Expensive Candy is a 2022 Philippine romantic drama film directed by Jason Paul Laxamana and produced by Viva films, starring Julia Barretto and Carlo Aquino. It marks Barretto's first venture into the sexy genre, which was given an R-13 rating by the MTRCB.

Plot
The story follows around finding love in the most unlikely of places and risking everything to pursue it. High school teacher Renato "Toto" Camaya (played by Carlo Aquino) and hooker Candy (played by Julia Barretto) spend a night together and fall in love at first sight.
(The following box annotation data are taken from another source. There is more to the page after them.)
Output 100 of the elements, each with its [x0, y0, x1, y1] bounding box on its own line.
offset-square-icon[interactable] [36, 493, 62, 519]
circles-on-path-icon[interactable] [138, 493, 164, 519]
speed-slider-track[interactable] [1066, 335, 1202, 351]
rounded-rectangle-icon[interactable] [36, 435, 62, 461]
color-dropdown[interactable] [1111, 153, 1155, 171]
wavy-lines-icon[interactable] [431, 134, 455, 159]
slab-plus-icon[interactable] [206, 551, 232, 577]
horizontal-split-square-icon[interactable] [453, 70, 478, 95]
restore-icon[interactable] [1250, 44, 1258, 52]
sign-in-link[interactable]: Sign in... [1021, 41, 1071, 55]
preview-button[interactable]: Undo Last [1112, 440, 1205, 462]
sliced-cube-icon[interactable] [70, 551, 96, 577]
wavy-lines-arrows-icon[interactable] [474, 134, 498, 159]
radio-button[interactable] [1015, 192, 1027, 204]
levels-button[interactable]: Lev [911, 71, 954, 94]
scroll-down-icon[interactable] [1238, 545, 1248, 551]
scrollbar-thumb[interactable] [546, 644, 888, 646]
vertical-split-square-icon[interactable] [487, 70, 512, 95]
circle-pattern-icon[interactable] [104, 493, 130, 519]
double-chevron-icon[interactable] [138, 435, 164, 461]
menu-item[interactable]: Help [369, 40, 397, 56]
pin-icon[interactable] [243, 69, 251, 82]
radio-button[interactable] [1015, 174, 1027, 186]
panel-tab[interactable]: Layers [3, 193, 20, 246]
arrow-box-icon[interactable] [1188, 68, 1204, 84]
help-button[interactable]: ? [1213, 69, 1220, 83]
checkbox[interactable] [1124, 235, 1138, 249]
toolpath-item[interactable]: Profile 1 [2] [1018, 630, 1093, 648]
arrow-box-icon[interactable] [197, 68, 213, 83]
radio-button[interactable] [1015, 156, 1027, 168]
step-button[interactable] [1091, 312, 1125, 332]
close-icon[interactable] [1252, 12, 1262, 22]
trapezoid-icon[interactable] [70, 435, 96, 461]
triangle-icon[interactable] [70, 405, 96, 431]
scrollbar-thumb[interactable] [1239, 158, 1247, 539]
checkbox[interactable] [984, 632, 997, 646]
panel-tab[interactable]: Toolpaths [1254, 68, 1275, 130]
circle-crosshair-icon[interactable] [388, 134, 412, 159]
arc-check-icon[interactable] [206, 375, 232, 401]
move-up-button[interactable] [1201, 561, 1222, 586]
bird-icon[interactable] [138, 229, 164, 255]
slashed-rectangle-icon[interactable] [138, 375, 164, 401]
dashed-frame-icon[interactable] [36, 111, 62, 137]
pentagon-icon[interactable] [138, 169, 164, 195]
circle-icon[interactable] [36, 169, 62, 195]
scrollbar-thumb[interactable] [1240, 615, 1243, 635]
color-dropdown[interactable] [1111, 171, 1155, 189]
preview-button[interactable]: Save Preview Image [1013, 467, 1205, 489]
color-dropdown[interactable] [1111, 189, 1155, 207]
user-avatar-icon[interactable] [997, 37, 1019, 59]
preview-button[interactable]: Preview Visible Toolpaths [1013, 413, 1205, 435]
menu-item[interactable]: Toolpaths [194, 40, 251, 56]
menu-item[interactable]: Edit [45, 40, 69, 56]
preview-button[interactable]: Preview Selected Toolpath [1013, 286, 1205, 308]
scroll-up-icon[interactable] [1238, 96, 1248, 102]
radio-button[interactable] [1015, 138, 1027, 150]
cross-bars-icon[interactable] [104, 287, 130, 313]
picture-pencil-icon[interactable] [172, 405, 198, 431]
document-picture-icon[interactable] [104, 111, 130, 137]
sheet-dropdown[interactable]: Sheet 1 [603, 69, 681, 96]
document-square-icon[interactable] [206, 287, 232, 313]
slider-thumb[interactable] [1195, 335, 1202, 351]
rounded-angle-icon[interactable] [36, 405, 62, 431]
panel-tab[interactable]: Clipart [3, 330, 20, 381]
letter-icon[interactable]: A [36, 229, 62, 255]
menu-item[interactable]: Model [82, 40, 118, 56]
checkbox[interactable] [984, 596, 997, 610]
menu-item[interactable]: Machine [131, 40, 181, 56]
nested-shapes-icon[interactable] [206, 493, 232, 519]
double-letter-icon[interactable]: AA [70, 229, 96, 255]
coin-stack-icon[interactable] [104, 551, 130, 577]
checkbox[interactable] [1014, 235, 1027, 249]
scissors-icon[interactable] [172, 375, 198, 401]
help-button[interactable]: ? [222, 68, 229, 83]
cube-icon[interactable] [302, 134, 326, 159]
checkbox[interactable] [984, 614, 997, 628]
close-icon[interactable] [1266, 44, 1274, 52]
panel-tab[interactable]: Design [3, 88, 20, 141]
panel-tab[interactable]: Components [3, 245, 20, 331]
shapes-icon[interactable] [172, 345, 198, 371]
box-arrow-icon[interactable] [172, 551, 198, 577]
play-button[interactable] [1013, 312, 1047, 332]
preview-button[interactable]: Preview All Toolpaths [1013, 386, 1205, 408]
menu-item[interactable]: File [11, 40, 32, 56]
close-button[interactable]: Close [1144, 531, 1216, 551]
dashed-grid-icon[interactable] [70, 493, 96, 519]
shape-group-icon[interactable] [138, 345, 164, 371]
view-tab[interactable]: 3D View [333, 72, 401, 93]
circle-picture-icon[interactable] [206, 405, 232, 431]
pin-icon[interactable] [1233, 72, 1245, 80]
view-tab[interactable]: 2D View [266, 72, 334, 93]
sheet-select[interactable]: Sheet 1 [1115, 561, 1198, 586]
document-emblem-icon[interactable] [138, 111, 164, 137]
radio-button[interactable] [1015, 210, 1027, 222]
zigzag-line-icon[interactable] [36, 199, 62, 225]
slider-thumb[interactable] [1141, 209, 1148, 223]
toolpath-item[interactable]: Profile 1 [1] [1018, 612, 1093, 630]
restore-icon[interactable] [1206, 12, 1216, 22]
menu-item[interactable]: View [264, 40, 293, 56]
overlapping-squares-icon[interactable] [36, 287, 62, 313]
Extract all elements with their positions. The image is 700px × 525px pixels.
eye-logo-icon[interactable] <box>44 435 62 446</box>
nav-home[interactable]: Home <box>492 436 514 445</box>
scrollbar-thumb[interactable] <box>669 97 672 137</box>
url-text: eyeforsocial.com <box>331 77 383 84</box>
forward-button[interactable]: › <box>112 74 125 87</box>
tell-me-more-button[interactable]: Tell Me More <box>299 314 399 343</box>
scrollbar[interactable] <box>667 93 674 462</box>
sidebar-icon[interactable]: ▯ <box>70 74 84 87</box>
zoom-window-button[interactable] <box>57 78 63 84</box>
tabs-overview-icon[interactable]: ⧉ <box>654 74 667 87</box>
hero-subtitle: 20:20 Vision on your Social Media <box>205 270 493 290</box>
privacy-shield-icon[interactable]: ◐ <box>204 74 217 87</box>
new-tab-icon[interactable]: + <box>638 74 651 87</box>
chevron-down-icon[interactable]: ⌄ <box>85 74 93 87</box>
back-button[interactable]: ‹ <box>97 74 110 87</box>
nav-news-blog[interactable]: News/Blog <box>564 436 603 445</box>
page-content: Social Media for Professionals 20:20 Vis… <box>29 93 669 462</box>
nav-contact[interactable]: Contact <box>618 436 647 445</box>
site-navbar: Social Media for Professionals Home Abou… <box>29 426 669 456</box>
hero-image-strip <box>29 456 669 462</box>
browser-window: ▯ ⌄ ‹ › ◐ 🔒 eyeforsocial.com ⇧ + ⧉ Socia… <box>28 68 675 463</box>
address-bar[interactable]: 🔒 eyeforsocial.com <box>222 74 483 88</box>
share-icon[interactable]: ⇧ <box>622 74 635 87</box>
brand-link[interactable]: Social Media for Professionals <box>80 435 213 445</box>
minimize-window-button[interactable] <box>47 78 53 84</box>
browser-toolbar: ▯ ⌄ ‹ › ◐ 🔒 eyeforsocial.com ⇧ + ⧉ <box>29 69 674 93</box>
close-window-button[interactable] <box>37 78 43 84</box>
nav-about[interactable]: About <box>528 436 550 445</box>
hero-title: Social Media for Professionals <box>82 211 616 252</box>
Toto is determined to win her love and spend as much time with her as he can, even if it means exerting effort or buying her time. Toto is a modest man who leads a simple life. His one and only desire is to be with Candy, and he will stop at nothing to make that happen. Candy, however, has other ideas and doesn't want to be in a committed relationship with Toto.

Cast

Lead casts
Julia Barretto as Candy: a sex worker and Toto's love interest.
Carlo Aquino as Renato "Toto" Camaya: a respected high school teacher who fell in love with Candy.

Supporting casts
Francis Magundayao as Gopez
Andre Yllana as Wiggie
Ashley Diaz as Letlet
Bon Jbeli as Ben
Denise Esteban as Bar Girl
Quinn Carrillo as Angie
Ivan Padilla as Justinian
AJ Muhlach as TJ
Keagan de Jesus as Olan
Aurora Sevilla as Ruth
Marissa Sanchez as Manay Ritz
Marnie Lapus as Yolly
Jobelyn Manuel as Ivy

Production
Jason Paul Laxamana the director of the film said that the storyline for Expensive Candy has been existing since 2015 but was shelved (up until 2022) because it was declined by companies and producers. When Barretto transferred to Viva Films, Laxamana was told that she was in search for a project that would require her to level up as an actress. He then recalled the storyline he crafted a few years back and presented it to Barretto. On November 30, 2021, Laxamana announced in his Instagram account that the film is in the works and is slated for release the following year.

Release

Theatrical run

Expensive Candy premiered on theatres in September 14, 2022. The press conference of the film occurred last August 31, 2022 while the red carpet premiere took place at The Block Cinema of SM North Edsa on September 5, 2022.

Reception

The official full trailer of Expensive Candy was released on August 20, 2022, and was well received by the audience. The trailer garnered over 1.8 million views across all social media platforms in its first 24 hours. On Facebook, it has already accumulated 4.6 million views (including nearly 200,000 likes and reactions) in just 18 days.

On Amazon Prime Video Indonesia, Expensive Candy reached No. 1 on the Top 10 movies list between January 3-9, 2023.

Box office
According to Viva Films, Expensive Candy immediately became the No. 1 movie in the Philippines upon its premiere in September 14, 2022.

Critical response

Manila Bulletin gave the film a positive review, calling it: "alternately entertaining and moving". They also noted and praised Aquino's powerful presence throughout the film, also calling Barretto's performance beautiful and illuminating. Fred Hawson of ABS-CBN News also gave the film a stunning score of 7/10, emphasizing Barretto's stellar performance a level-up from her previous works. Film Circle Reject gave an overall mixed review, stating that "overall, it's just... okay. For fans of Laxamana like me, it's simply nice to see him back working on the genre. But admittedly, this is not his strongest work."